Harriet Monroe, ed. (1860–1936). The New Poetry: An Anthology. 1917.

Folk-song—From the Danish

Antoinette DeCoursey Patterson

LITTLE ROSE and her mother, from the boat where it lay,

Bantered each other in the merriest way.

Ha, ha, ha, sa, sa, sa, sa!

Bantered each other in the merriest way!

“No lover shall wed me—no matter how bold—

Till trees in the garden bear blossoms of gold.”

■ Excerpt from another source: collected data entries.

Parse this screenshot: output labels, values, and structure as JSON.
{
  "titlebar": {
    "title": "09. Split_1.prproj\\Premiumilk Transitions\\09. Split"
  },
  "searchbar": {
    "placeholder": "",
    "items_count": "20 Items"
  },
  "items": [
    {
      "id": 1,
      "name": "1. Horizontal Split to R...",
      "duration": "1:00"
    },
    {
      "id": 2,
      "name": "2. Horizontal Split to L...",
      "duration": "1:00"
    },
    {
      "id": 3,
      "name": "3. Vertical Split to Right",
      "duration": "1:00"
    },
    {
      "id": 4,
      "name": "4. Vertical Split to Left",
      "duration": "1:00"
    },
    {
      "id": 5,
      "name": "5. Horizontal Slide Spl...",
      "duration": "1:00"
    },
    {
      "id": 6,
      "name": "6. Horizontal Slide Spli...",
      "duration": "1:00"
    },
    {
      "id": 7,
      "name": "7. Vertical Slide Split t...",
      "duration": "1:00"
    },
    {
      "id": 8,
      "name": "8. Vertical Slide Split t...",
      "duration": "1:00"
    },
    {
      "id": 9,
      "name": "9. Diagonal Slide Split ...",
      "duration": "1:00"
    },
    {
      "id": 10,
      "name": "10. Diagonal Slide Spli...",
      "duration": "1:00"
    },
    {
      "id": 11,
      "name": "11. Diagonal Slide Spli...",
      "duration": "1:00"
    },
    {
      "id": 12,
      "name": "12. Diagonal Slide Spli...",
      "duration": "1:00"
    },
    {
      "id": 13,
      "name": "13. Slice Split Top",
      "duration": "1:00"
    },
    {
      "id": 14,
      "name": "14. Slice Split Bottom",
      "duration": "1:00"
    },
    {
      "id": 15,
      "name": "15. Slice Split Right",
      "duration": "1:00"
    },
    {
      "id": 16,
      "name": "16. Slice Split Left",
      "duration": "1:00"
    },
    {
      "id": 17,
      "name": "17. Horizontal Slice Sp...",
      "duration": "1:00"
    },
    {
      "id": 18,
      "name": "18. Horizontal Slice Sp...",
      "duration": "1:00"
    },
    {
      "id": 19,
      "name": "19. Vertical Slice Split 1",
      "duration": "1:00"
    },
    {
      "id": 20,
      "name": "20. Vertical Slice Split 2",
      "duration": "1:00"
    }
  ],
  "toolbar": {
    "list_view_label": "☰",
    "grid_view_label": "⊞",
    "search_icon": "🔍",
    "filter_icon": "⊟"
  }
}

Ha, ha, ha, sa, sa, sa, sa!

“Till trees in the garden bear blossoms of gold.”

From the porch thinks Hr. Peder, amused at her jest,

“’Tis always the one who laughs latest laughs best!”

Ha, ha, ha, sa, sa, sa, sa!

“’Tis always the one who laughs latest laughs best!”

And when later they entered the garden—behold

From each tree was hanging a ring of bright gold!

Ha, ha, ha, sa, sa, sa, sa!

From each tree was hanging a ring of bright gold!

But Rosalie, scarlet as fresh-dripping blood,

Kept both her eyes fixed on the grass where she stood.

Ha, ha, ha, sa, sa, sa, sa!

Kept both her eyes fixed on the grass where she stood.

Then Hr. Peder he kissed her, still full of the jest:

“Most surely the one who laughs latest laughs best!”

Ha, ha, ha, sa, sa, sa, sa!

“Most surely the one who laughs latest laughs best!”